As that debate heated up earlier this spring, a coalition of progressive Christian organizations, led by Sojourners’ Jim Wallis, took out a full-page ad in Politico to launch their “What Would Jesus Cut?” campaign. The pitch was pithy. Like any good ad campaign, the message was easily digestible and memorable, a play on the “WWJD” message popular among evangelical Christians.
The group even devised one of those brightly colored plastic bracelets every do-gooder cause has to have.
Invoking Christ directly in a debate over federal spending is a pretty audacious stratagem. As any Sunday school student knows, Jesus was all about helping the poor, and he had some things to say about the rich that should make many a country club Republican squirm. So, surely he wouldn’t support the cuts the Republicans seek to force through Congress, the Christian progressives implied.
Wallis’ group staged a highly publicized fast during Lent, joined by 28 Democratic members of Congress, to protest the deal reached between President Obama and House Speaker John Boehner to eliminate $38.5 billion in federal spending — cuts Wallis denounced for disproportionately hurting the poor.
Interjecting religion into politics has traditionally been Republican territory, and conservatives were quick to heap scorn on these poachers. That beacon of radio piety Rush Limbaugh lashed out to claim Democrats cozy up to the Lord only when they find it convenient.
“When they can convince or try to convince everybody Jesus Christ was the patron saint of liberalism, then they will herald Jesus Christ,” he fulminated on his radio show.
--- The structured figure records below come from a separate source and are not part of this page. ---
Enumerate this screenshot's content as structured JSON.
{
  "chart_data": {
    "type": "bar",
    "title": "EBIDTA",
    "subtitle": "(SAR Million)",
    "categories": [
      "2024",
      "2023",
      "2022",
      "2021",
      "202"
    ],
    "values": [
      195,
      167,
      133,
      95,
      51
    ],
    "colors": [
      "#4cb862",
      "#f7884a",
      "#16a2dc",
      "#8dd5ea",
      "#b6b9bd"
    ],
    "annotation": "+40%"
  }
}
Yet Wallis’ coalition has been growing, adding more than two-dozen evangelical, Catholic, mainline Protestant and other Christian organizations. Calling themselves the “Circle of Protection,” they are vowing to protest cuts in any efforts to cut programs that protect the poor.
“Budgets are moral documents, and how we reduce future deficits are historic and defining moral choices,” the group’s website states ( www.circleofprotection.us). “As Christian leaders, we urge Congress and the administration to give moral priority to programs that protect the life and dignity of poor and vulnerable people in these difficult times, our broken economy, and our wounded world ”
Casting the nation’s $14.3 trillion debt and federal spending as a moral issue is an intriguing contention, one I don’t whole-heartedly disagree with. As a Christian, I find it hard to neglect Jesus’ call to protect “the least of these.”
And, yet, when we use Scripture to buttress arguments about public policy there is great potential for oversimplification. To use religion to anathematize our opponents accomplishes little more than to add more rancor to our already dysfunctional politics. It’s what has made so much of the conservative rhetoric of the past few decades so loathsome.
Obviously, this is the left’s attempt to answer the right’s consistent and far more effective religious branding of its political program. We’re used to godly ideology infusing the debate over any number of social issues: abortion, gay marriage, stem cell research and so forth. This is the religious left’s chance to turn the tables.
But it’s a dangerous game to insinuate that God likes my political party better than yours.
One would like to believe the secular merits of the left’s case would be enough to win over voters. The ranks of the poor have exploded over the past few years; the poverty rate for American children now tops 20 percent. And the Republicans’ proposals to gut Medicare as we know it, if they ever come to pass, will quite possibly plunge millions of middle class seniors into poverty.
So is God a Democrat, a Republican, a tea party stalwart or a libertarian? Save that question for Judgment Day.